How To Build a Tuition Trap

by Debra Saunders | April 26, 2012 12:01 am

This week, President Barack Obama has been warning students that without his intervention, interest rates for a federal student loan program will double to 6.8 percent July 1.

In the process, he’s been misquoting a Republican congresswoman. On Tuesday, he told students at the University of North Carolina at Chapel Hill that she has “very little tolerance for people who (say) they graduate with debt, because there’s no reason for that.”

And: “She said students who rack up student loan debt are just sitting on their butts, having opportunity ‘dumped in your lap.'”

The audience booed.

The congresswoman in question is Rep. Virginia Foxx, R-N.C., a grandmother first elected to the House in 2004, when she was 61. The chairwoman of the House Subcommittee on Higher Education and Workforce Training and a former president of a community college, she is proud that she worked her way through college without borrowing a dime. It took her seven years. And here is what Foxx actually said on G. Gordon Liddy’s talk show earlier this month:

“I have very little tolerance for people who tell me that they graduate with $200,000 of debt — or even $80,000 of debt — because there’s no reason for that. We live in an opportunity society, and people are forgetting that.
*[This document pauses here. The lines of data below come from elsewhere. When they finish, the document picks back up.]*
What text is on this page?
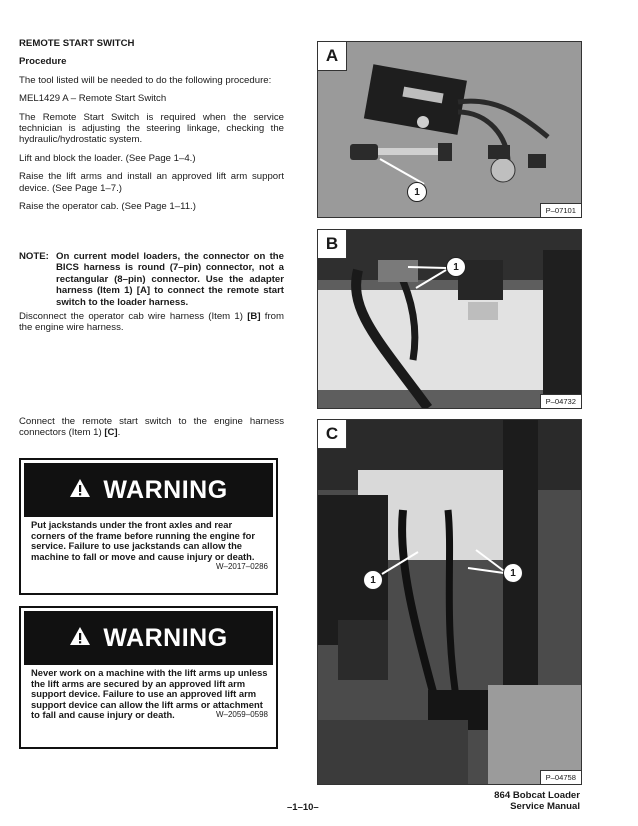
REMOTE START SWITCH

Procedure

The tool listed will be needed to do the following procedure:

MEL1429 A – Remote Start Switch

The Remote Start Switch is required when the service technician is adjusting the steering linkage, checking the hydraulic/hydrostatic system.

Lift and block the loader. (See Page 1–4.)

Raise the lift arms and install an approved lift arm support device. (See Page 1–7.)

Raise the operator cab. (See Page 1–11.)

NOTE: On current model loaders, the connector on the BICS harness is round (7–pin) connector, not a rectangular (8–pin) connector. Use the adapter harness (Item 1) [A] to connect the remote start switch to the loader harness.

Disconnect the operator cab wire harness (Item 1) [B] from the engine wire harness.

Connect the remote start switch to the engine harness connectors (Item 1) [C].

WARNING
Put jackstands under the front axles and rear corners of the frame before running the engine for service. Failure to use jackstands can allow the machine to fall or move and cause injury or death.
W–2017–0286
WARNING
Never work on a machine with the lift arms up unless the lift arms are secured by an approved lift arm support device. Failure to use an approved lift arm support device can allow the lift arms or attachment to fall and cause injury or death.	W–2059–0598
A
1
P–07101
B
1
P–04732
C
1
1
P–04758
–1–10–
864 Bobcat Loader
Service Manual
I remind folks all the time that the Declaration of Independence says ‘Life, Liberty, and the Pursuit: of Happiness.’ You don’t sit on your butt and have it dumped in your lap.”

In other words, Foxx didn’t say there was no reason for the average student loan burden of $25,000; she was saying that borrowing is a choice and that young people shouldn’t take out huge student loans that they cannot repay.

I should think the president agrees, as his administration is working on a “Know Before You Owe” program to educate teens and parents about student loan debt.

The president told students that Congress lowered Stafford loan interest rates with the support of 77 House Republicans. (Politico has reported that then-Sen. Obama missed two votes on the 2007 College Cost Reduction and Access Act, which he now wants to extend, and he was not a co-sponsor.)

This year, Republicans balked at the $6 billion price tag. Democratic and GOP leaders now are haggling over how to pay for the subsidy — with tax increases or spending cuts.

On Monday, presumptive Republican presidential nominee Mitt Romney plunked himself in the easy middle on this issue. He supported extending the 3.4 percent rate while exhorting Washington not to fund the subsidy with tax increases.

Passage appears inevitable. Interest rates are low, and college tuition has skyrocketed in recent decades; with Washington spending $3.8 trillion this year, who wants to lose votes over a (comparatively) lousy $6 billion?

Neal McCluskey of the libertarian-leaning Cato Institute sees a missed opportunity for the GOP to make the case to voters that easy loans entice students to take out bigger loans. “They’re not making colleges more affordable,” said McCluskey, “because colleges are happy to raise their prices to take that money.”

There’s a rift in America between voters who believe that Washington aid has driven up tuition and Americans who believe that high tuition demands more aid from Washington. It’s a tuition trap that keeps luring more Americans because the middle way is to do both.